Once all of the apparatus is properly dried (using a flame or Bunsen burner) the reaction can begin. First 22.0 mmol of dry bromobenzene is added to an Erlenmeyer flask and it is dissolved in 5 ml of anhydrous diethyl ether. The solution is then transferred to a seperatory funnel and stopper. It is important to have also added iodine to the bromobenzene solution. Iodine serves two purposes; iodine acts as an indicator when the magnesium begins to react with bromobenzene, and it rarely acts as an activator by sometimes being able to clean the surface of the magnesium exposing a fresh surface to redox chemistry.  Since the apparatus has been set up for addition under reflux conditions, you must have the magnesium in the reaction flask directly below the seperatory addition funnel containing the bromobenzene and iodine solution. Once the bromobenzene solution is added to the magnesium in the reaction flask the reaction begins to take place and the Grignard reagent forms (note that the Grignard reagent has the formula R-Mg-X where X is a halogen, and R is an alkyl or aryl (based on a benzene ring) group). A positive indicator for the initiation of the Grignard reaction is that the iodine colour will begin to go away, the solution will begin to get hot and there will be bubbling, at this point there was the formation of a cloudy precipitate.  This reaction is very exothermic so the reaction will boil on its own without the aid of a hot plate or open flame.

After the reaction has reached completion, the second step in forming triphenylmethanol would be to react the Grignard reagent with (Phenylmagnesium Bromide) with Benzophenone.  20.0 mmol of benzophenone is dissolved in 10 ml anhydrous diethyl ether in a dry Erlenmeyer flask and then placed in the seperatory addition funnel.  This solution is then added drop by drop into the reaction mixture flask (containing the Grignard reagent) and this mixture should be shaken throughout the process. At this stage the solution begins to turn a pinkish red. Once all of the benzophenone solution has been added, the mixture is then heated in a bath under reflux for 10 to 15 minutes.

Once the reaction mixture has cooled, 5 ml of water is added drop by drop and then 15 ml of hydrochloric acid and ethyl ether. The reaction must be stirred until all solid in the solution has been broken up and dissolved.

The final step in this part of the experiment is separation.  There was some undissolved magnesium so to get rid of the magnesium, gravity filtration is used.  After this, the reaction mixture is transferred to a seperatory funnel where it is gently shaken and the layers are mixed. The aqueous layer is then discarded and the ether layer is washed with 15 ml of sodium bicarbonate. After evaporation a solid residue remains and can be dissolved using 10 ml of hexane. The product is the vacuum filtered and collected.

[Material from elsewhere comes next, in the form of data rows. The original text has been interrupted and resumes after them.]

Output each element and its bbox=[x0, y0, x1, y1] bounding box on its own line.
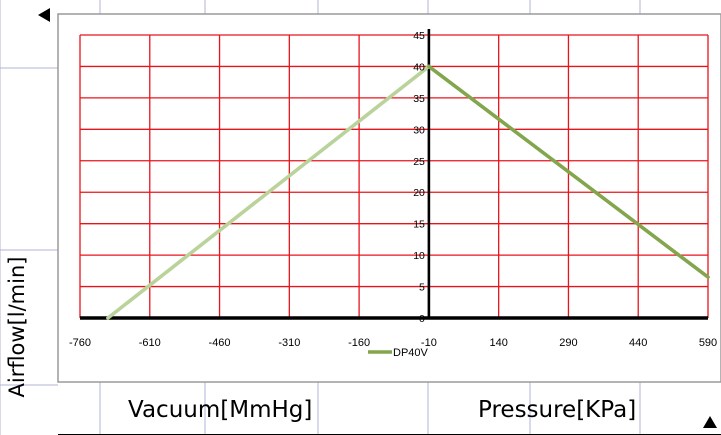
series-line-vacuum bbox=[106, 64, 431, 320]
x-tick-label: -310 bbox=[278, 337, 300, 349]
series-line-pressure bbox=[427, 64, 710, 279]
x-axis-label-vacuum: Vacuum[MmHg] bbox=[128, 397, 313, 423]
x-tick-label: -160 bbox=[348, 337, 370, 349]
x-tick-label: 590 bbox=[699, 337, 717, 349]
x-axis-label-pressure: Pressure[KPa] bbox=[478, 397, 637, 423]
plot-frame bbox=[57, 13, 721, 383]
x-tick-label: 440 bbox=[629, 337, 647, 349]
y-tick-label: 30 bbox=[413, 124, 425, 136]
x-tick-label: 140 bbox=[489, 337, 507, 349]
y-tick-label: 45 bbox=[413, 30, 425, 42]
y-tick-label: 25 bbox=[413, 156, 425, 168]
y-axis-label: Airflow[l/min] bbox=[5, 256, 29, 398]
x-tick-label: -760 bbox=[69, 337, 91, 349]
legend-label: DP40V bbox=[393, 347, 429, 359]
x-tick-labels: -760 -610 -460 -310 -160 -10 140 290 440 590 bbox=[69, 337, 717, 349]
y-tick-label: 5 bbox=[419, 282, 425, 294]
y-tick-label: 40 bbox=[413, 61, 425, 73]
y-tick-label: 35 bbox=[413, 93, 425, 105]
up-arrow-icon bbox=[703, 416, 717, 428]
series-lines bbox=[106, 64, 710, 320]
x-tick-label: -10 bbox=[421, 337, 437, 349]
y-tick-label: 10 bbox=[413, 250, 425, 262]
grid-lines bbox=[79, 34, 709, 319]
y-tick-label: 20 bbox=[413, 187, 425, 199]
left-arrow-icon bbox=[38, 8, 50, 22]
y-tick-labels: 0 5 10 15 20 25 30 35 40 45 bbox=[413, 30, 425, 325]
y-tick-label: 15 bbox=[413, 219, 425, 231]
legend: DP40V bbox=[368, 347, 429, 359]
y-tick-label: 0 bbox=[419, 313, 425, 325]
axes bbox=[80, 29, 708, 320]
x-tick-label: -610 bbox=[139, 337, 161, 349]
x-tick-label: 290 bbox=[559, 337, 577, 349]
x-tick-label: -460 bbox=[209, 337, 231, 349]
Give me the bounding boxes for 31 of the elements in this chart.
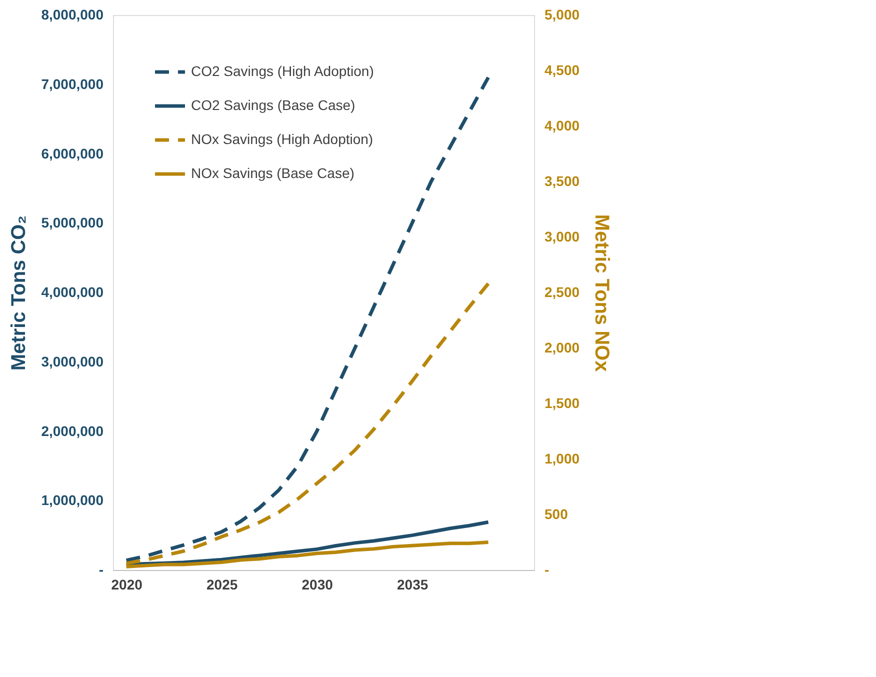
x-tick-label: 2025 xyxy=(206,576,238,592)
y-tick-label: 7,000,000 xyxy=(41,76,104,92)
y2-tick-label: 1,000 xyxy=(544,450,580,466)
y2-tick-label: 2,500 xyxy=(544,284,580,300)
y-tick-label: 4,000,000 xyxy=(41,284,104,300)
line-series xyxy=(124,282,490,566)
y-tick-label: 8,000,000 xyxy=(41,6,104,22)
y-tick-label: 5,000,000 xyxy=(41,214,104,231)
y2-tick-label: 2,000 xyxy=(544,340,580,356)
x-tick-label: 2035 xyxy=(397,576,428,592)
y-tick-label: 2,000,000 xyxy=(41,422,104,439)
y2-tick-label: 4,500 xyxy=(544,62,580,78)
x-tick-label: 2020 xyxy=(111,576,143,592)
y2-axis-title: Metric Tons NOx xyxy=(590,214,613,372)
legend-label: CO2 Savings (Base Case) xyxy=(191,97,356,113)
y-axis-title: Metric Tons CO₂ xyxy=(8,215,30,371)
y2-tick-label: 4,000 xyxy=(544,118,580,134)
y2-tick-label: 3,500 xyxy=(544,173,580,189)
y2-tick-label: 5,000 xyxy=(544,6,580,22)
y-tick-label: 6,000,000 xyxy=(41,145,104,162)
y2-tick-label: 3,000 xyxy=(544,228,580,244)
y2-tick-label: 500 xyxy=(544,506,568,522)
y2-tick-label: - xyxy=(544,562,550,578)
legend-label: NOx Savings (Base Case) xyxy=(191,165,354,181)
y2-tick-label: 1,500 xyxy=(544,395,580,411)
legend-label: CO2 Savings (High Adoption) xyxy=(191,63,374,79)
x-tick-label: 2030 xyxy=(302,576,334,592)
y-tick-label: 3,000,000 xyxy=(41,353,104,370)
y-tick-label: - xyxy=(98,562,104,578)
legend-label: NOx Savings (High Adoption) xyxy=(191,131,374,147)
y-tick-label: 1,000,000 xyxy=(41,492,104,508)
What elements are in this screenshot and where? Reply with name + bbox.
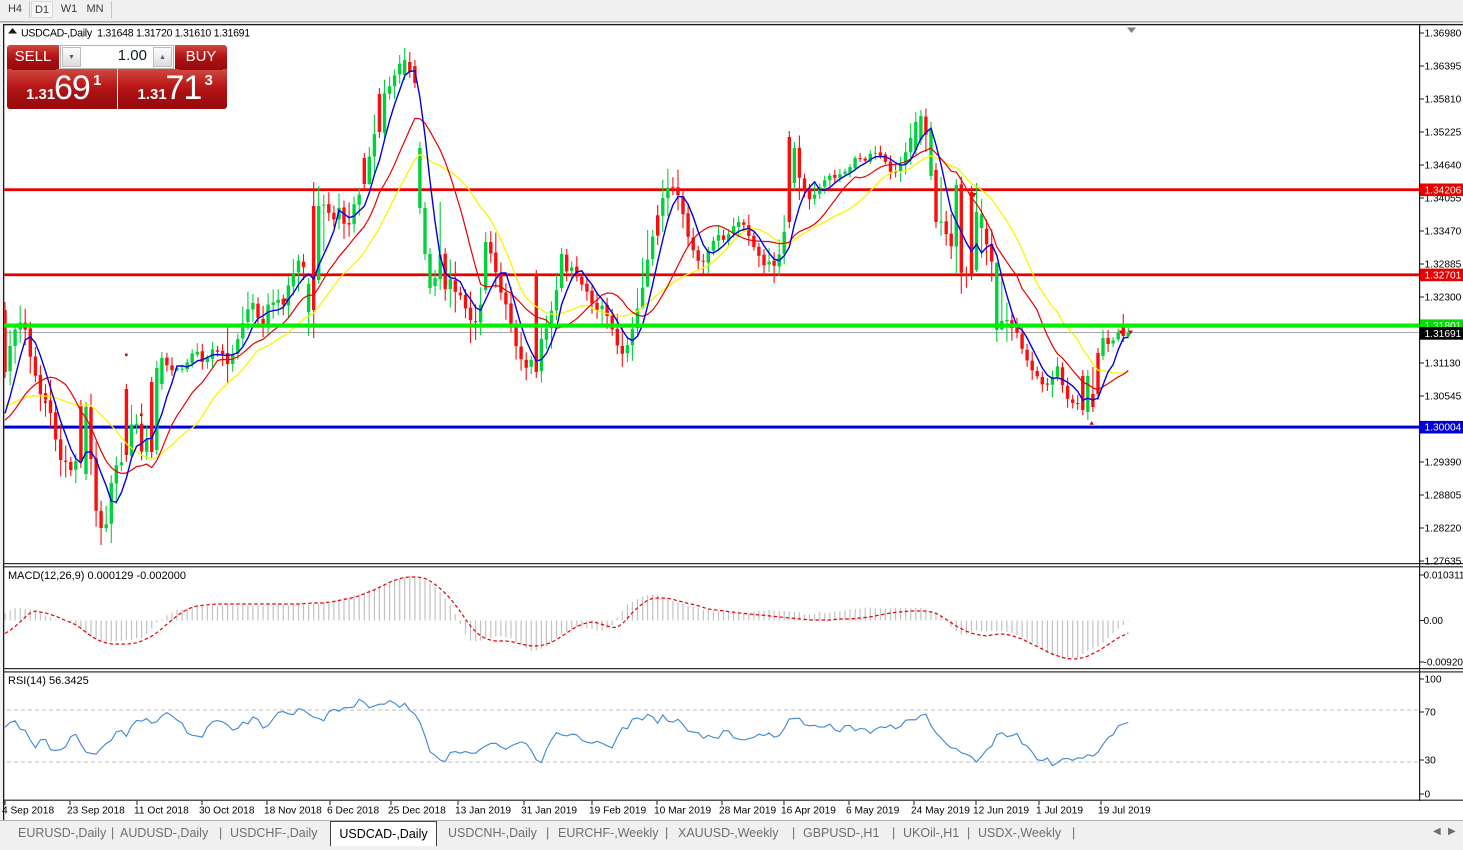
svg-text:1.36980: 1.36980 — [1425, 29, 1462, 40]
svg-text:10 Mar 2019: 10 Mar 2019 — [654, 806, 712, 817]
svg-text:4 Sep 2018: 4 Sep 2018 — [2, 806, 54, 817]
svg-text:25 Dec 2018: 25 Dec 2018 — [388, 806, 446, 817]
svg-text:6 Dec 2018: 6 Dec 2018 — [327, 806, 379, 817]
svg-text:19 Jul 2019: 19 Jul 2019 — [1098, 806, 1151, 817]
svg-text:13 Jan 2019: 13 Jan 2019 — [455, 806, 511, 817]
svg-text:1.28805: 1.28805 — [1425, 491, 1462, 502]
svg-text:1.29390: 1.29390 — [1425, 458, 1462, 469]
svg-text:1.27635: 1.27635 — [1425, 557, 1462, 568]
svg-text:24 May 2019: 24 May 2019 — [911, 806, 970, 817]
svg-text:16 Apr 2019: 16 Apr 2019 — [781, 806, 836, 817]
svg-text:19 Feb 2019: 19 Feb 2019 — [589, 806, 647, 817]
svg-text:11 Oct 2018: 11 Oct 2018 — [134, 806, 189, 817]
svg-text:30: 30 — [1425, 756, 1437, 767]
svg-text:1.35810: 1.35810 — [1425, 95, 1462, 106]
svg-text:6 May 2019: 6 May 2019 — [846, 806, 900, 817]
svg-text:1.33470: 1.33470 — [1425, 227, 1462, 238]
svg-text:RSI(14) 56.3425: RSI(14) 56.3425 — [8, 675, 89, 687]
svg-text:1.34206: 1.34206 — [1425, 185, 1462, 196]
svg-text:30 Oct 2018: 30 Oct 2018 — [199, 806, 255, 817]
svg-text:0: 0 — [1425, 790, 1431, 801]
svg-text:MACD(12,26,9) 0.000129 -0.0020: MACD(12,26,9) 0.000129 -0.002000 — [8, 570, 186, 582]
svg-text:USDCAD-,Daily 1.31648 1.31720: USDCAD-,Daily 1.31648 1.31720 1.31610 1.… — [21, 28, 250, 40]
svg-text:1.35225: 1.35225 — [1425, 128, 1462, 139]
svg-text:12 Jun 2019: 12 Jun 2019 — [973, 806, 1029, 817]
svg-text:1.32701: 1.32701 — [1425, 270, 1462, 281]
svg-text:1.28220: 1.28220 — [1425, 524, 1462, 535]
svg-text:-0.009203: -0.009203 — [1424, 658, 1463, 669]
svg-text:1.30004: 1.30004 — [1425, 423, 1462, 434]
svg-text:23 Sep 2018: 23 Sep 2018 — [67, 806, 125, 817]
svg-text:31 Jan 2019: 31 Jan 2019 — [521, 806, 577, 817]
svg-text:100: 100 — [1425, 675, 1442, 686]
svg-text:70: 70 — [1425, 708, 1437, 719]
svg-text:1.34640: 1.34640 — [1425, 161, 1462, 172]
svg-text:1.31130: 1.31130 — [1425, 359, 1461, 370]
svg-text:0.010311: 0.010311 — [1424, 571, 1463, 582]
svg-text:1.36395: 1.36395 — [1425, 62, 1462, 73]
svg-text:1.32300: 1.32300 — [1425, 293, 1462, 304]
svg-text:1.30545: 1.30545 — [1425, 392, 1462, 403]
svg-text:18 Nov 2018: 18 Nov 2018 — [264, 806, 322, 817]
svg-text:1.31691: 1.31691 — [1425, 329, 1462, 340]
svg-text:1 Jul 2019: 1 Jul 2019 — [1036, 806, 1083, 817]
svg-text:28 Mar 2019: 28 Mar 2019 — [719, 806, 777, 817]
svg-text:0.00: 0.00 — [1424, 616, 1444, 627]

The product is then recrystallized from a 2:1 mixture of hexanes, product is then weighed and the melting point was recorded to be 151 degrees Celsius. This is extremely close to the theoretical melting point of 164 degrees for triphenyl methanol. The reason why it was not exactly the same is because the product contained some impurities.

The second part of the experiment is to prepare Trityl Fluoborate from the triphenyl methanol produced in the first part of the lab. 1.0g of triphenyl methanol product is mixed with 7.0 ml of acetic anhydride in an Erlenmeyer flask (the solution is clear with white granules). 1.0 ml of fluoboric acid is added and the mixture is then cooled for 15 minutes, the solution is no longer clear and will turn a brown orange colour. This product is then collected via vacuum filtration and then is air dried.

To conclude, our results show that triphenyl methanol was formed or at least a derivate of it. The melting point of 151 °C is close to 161°C but due to impurities in the product, the recorded temperatures were off. IR spec analysis did show the presence of an alcohol and sp3 carbon as well as aromaticity but the results from the IR alone would not be enough to confirm the compound. It is a combination of both melting point and IR Spec analysis that has confirmed the product to be triphenyl methanol.